Не вызывало сомнений: жизнь ничему меня не научила.
За жареным рисом с креветками я закончила повествование самыми красочными эпизодами: Флейшман написал книгу, выгнал нас из квартиры, а теперь продал книгу другому издательству.
— Таковы на сегодняшний день достигнутые мною результаты, — подытожила я.
Люк отпил чаю.
— Вот это куда более интересно, чем победа в конкурсе на разбор слова по буквам.
Я рассмеялась.
— Это большая грязная лужа. Может, мне следовало бы спросить у тебя совета, а не подать ли в суд за то, что автор выставил меня в книге в таком неприглядном свете?
— Такие советы не по моей части. Но мнение мое на этот счет таково: успех — лучшая месть.
— Знаю. Но разве я давала ему хоть малейший повод мстить мне? Мы были друзьями.
Он тепло мне улыбнулся.
— Я имел в виду, что твой успех может быть местью ему.
— Да! Точно! — Мысли о том, что я могу добиться успеха, в последнее время как-то не приходили мне в голову.
— Старайся поменьше думать о нем. Не трепи себе нервы. Такие люди, как твой приятель Флейшман, обычно ищут кратчайший путь к успеху, а потом сгорают. Он растратит себя на всякие технические штучки и поездки в экзотические страны, и где будет потом? Я видел миллион таких, как он. Более того: вычеркнул миллион таких, как он, из родительских завещаний.
Образ сгорающего Флейшмана согрел мне душу. Я все еще не могла представить себя поднявшейся на уровень успеха, который вызовет зависть Флейшмана, но, возможно, направилась по пути восстановления душевного равновесия.
И наконец, когда мы допивали чай, я попросила Люка рассказать о его жизни.
Он родился на Среднем Западе, в Чикаго. Отец — дерматолог. Частные школы. Проблемы в Греции, когда у него закончились деньги (он проводил год в Европе), и пришлось на перекладных добираться до Афин, чтобы послать телеграмму домой.
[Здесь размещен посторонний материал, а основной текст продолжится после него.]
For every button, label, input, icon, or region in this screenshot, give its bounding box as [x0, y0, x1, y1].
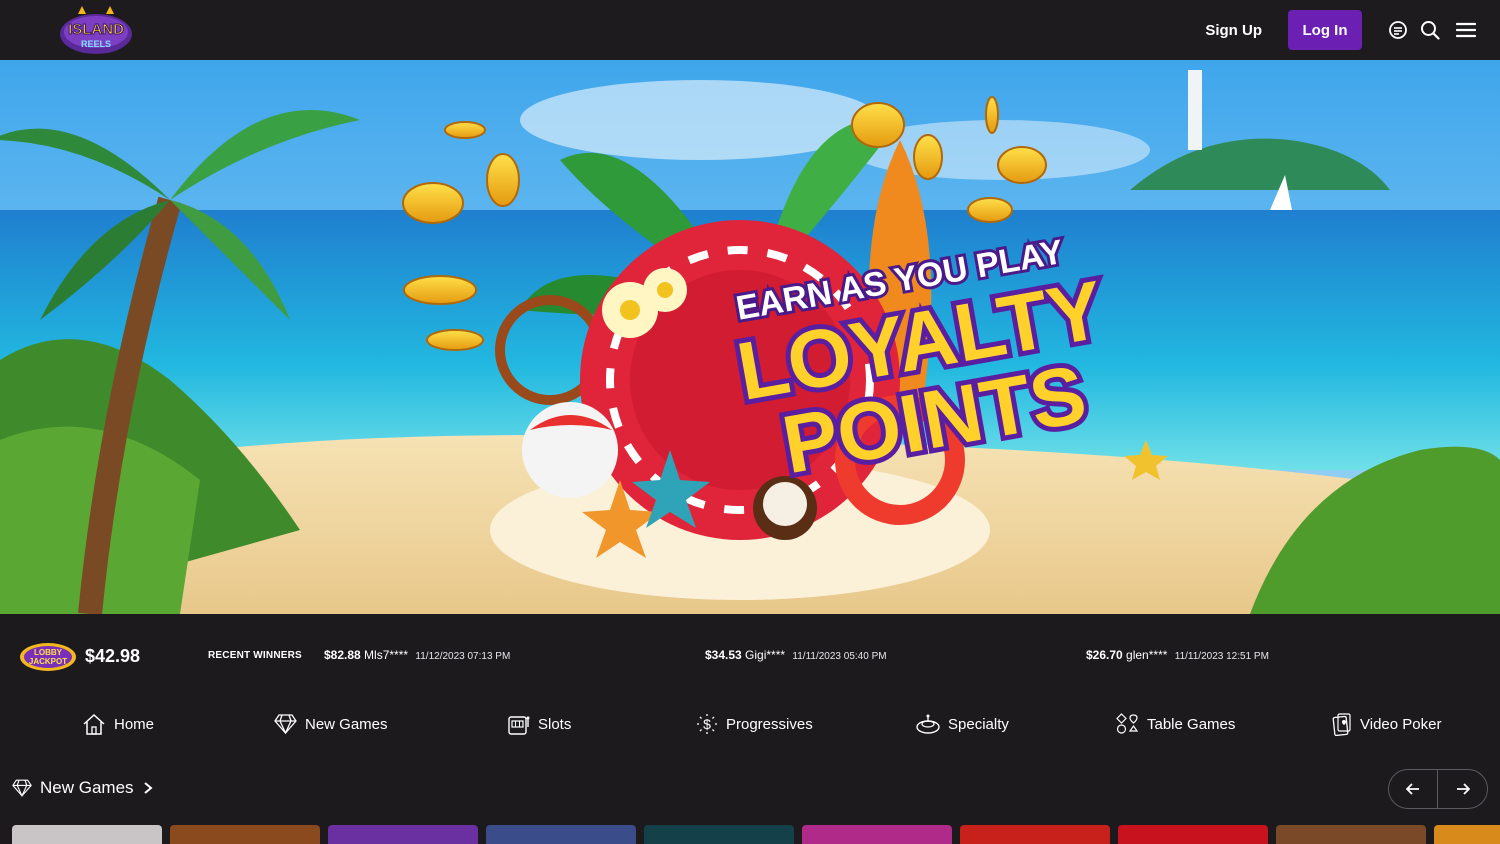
search-icon[interactable]: [1418, 18, 1442, 42]
carousel-prev-button[interactable]: [1389, 770, 1439, 808]
section-title-label: New Games: [40, 778, 134, 797]
category-table-games[interactable]: Table Games: [1116, 712, 1235, 736]
svg-text:ISLAND: ISLAND: [68, 21, 124, 38]
specialty-icon: [916, 714, 940, 734]
winner-amount: $82.88: [324, 648, 361, 662]
game-tile[interactable]: [12, 825, 162, 844]
chevron-right-icon: [143, 782, 153, 794]
svg-text:JACKPOT: JACKPOT: [29, 657, 67, 666]
carousel-next-button[interactable]: [1438, 770, 1487, 808]
arrow-right-icon: [1456, 783, 1470, 795]
game-tile[interactable]: [1434, 825, 1500, 844]
category-label: Slots: [538, 715, 572, 733]
category-label: Progressives: [726, 715, 813, 733]
game-tile[interactable]: [1276, 825, 1426, 844]
new-games-section-link[interactable]: New Games: [12, 778, 162, 798]
category-specialty[interactable]: Specialty: [916, 712, 1009, 736]
winner-entry: $26.70 glen**** 11/11/2023 12:51 PM: [1086, 648, 1269, 662]
svg-text:REELS: REELS: [81, 39, 111, 49]
game-tile[interactable]: [328, 825, 478, 844]
category-label: Video Poker: [1360, 715, 1442, 733]
game-tile[interactable]: [1118, 825, 1268, 844]
winner-datetime: 11/12/2023 07:13 PM: [415, 651, 511, 662]
category-slots[interactable]: Slots: [508, 712, 571, 736]
winner-datetime: 11/11/2023 05:40 PM: [792, 651, 887, 662]
category-label: Table Games: [1147, 715, 1236, 733]
log-in-button[interactable]: Log In: [1288, 10, 1362, 50]
menu-icon[interactable]: [1454, 18, 1478, 42]
carousel-controls: [1388, 769, 1488, 809]
svg-text:$: $: [703, 716, 711, 732]
winner-amount: $34.53: [705, 648, 742, 662]
winner-user: Gigi****: [745, 648, 786, 662]
winner-entry: $34.53 Gigi**** 11/11/2023 05:40 PM: [705, 648, 887, 662]
arrow-left-icon: [1406, 783, 1419, 795]
category-home[interactable]: Home: [82, 712, 154, 736]
diamond-icon: [12, 779, 32, 797]
category-label: Specialty: [948, 715, 1009, 733]
game-tile[interactable]: [802, 825, 952, 844]
header-actions: Sign Up Log In: [1205, 0, 1478, 60]
card-suits-icon: [1116, 712, 1139, 734]
dollar-burst-icon: $: [697, 714, 717, 734]
jackpot-amount: $42.98: [85, 646, 141, 666]
top-header: ISLAND REELS Sign Up Log In: [0, 0, 1500, 60]
category-video-poker[interactable]: Video Poker: [1332, 712, 1441, 736]
sign-up-button[interactable]: Sign Up: [1205, 22, 1262, 39]
hero-banner[interactable]: EARN AS YOU PLAY LOYALTY POINTS: [0, 60, 1500, 614]
chat-icon[interactable]: [1386, 18, 1410, 42]
game-tile[interactable]: [486, 825, 636, 844]
lobby-jackpot-logo: LOBBY JACKPOT: [20, 643, 76, 671]
svg-text:LOBBY: LOBBY: [34, 648, 63, 657]
winner-datetime: 11/11/2023 12:51 PM: [1174, 651, 1269, 662]
island-reels-logo[interactable]: ISLAND REELS: [58, 4, 134, 56]
poker-card-icon: [1332, 712, 1351, 736]
winner-amount: $26.70: [1086, 648, 1123, 662]
diamond-icon: [274, 714, 297, 734]
category-label: New Games: [305, 715, 388, 733]
category-progressives[interactable]: $ Progressives: [696, 712, 813, 736]
category-label: Home: [114, 715, 155, 733]
winner-user: glen****: [1126, 648, 1168, 662]
hero-illustration: EARN AS YOU PLAY LOYALTY POINTS: [0, 60, 1500, 614]
game-tile[interactable]: [960, 825, 1110, 844]
game-tile[interactable]: [644, 825, 794, 844]
winner-entry: $82.88 Mls7**** 11/12/2023 07:13 PM: [324, 648, 510, 662]
home-icon: [83, 713, 105, 735]
winner-user: Mls7****: [364, 648, 409, 662]
category-new-games[interactable]: New Games: [274, 712, 388, 736]
slot-machine-icon: [508, 716, 530, 735]
new-games-carousel: [12, 825, 1500, 844]
game-tile[interactable]: [170, 825, 320, 844]
recent-winners-label: RECENT WINNERS: [208, 650, 302, 661]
Юридический факультет. Работа в «Маколпин и Эттинг», которую он получил, едва сдав экзамены в адвокатуру.
Судя по всему, он мог выбрать себе девиз «Жизнь без напряга». По сравнению с некоторыми эпизодами моей биографии его греческие проблемы с наличностью выглядели сущим пустяком.
Он расплатился по чеку.
— Едем к Сильвии?
На улице я повернула к станции подземки, но он, смеясь, схватил меня за руку и остановил.
— Куда ты?
— Метро там, — указала я.
— А мой гараж — там. — И указал в другую сторону.
— Гараж?
Его брови поднялись, это выглядело восхитительно.
— Такое помещение, куда ставят автомобили.
— Ты — первый мой знакомый с Манхэттена, у которого есть автомобиль.
Он взял меня под руку.
— Я привел тебя в этот тайский ресторан, потому что он рядом с гаражом.
Я с трудом подавила вздох разочарования. Значит, ритуал первого свидания ни при чем. Люк вообще не считал, что я достойна свидания.
Черт, лучше бы воспользовалась за столом вилкой!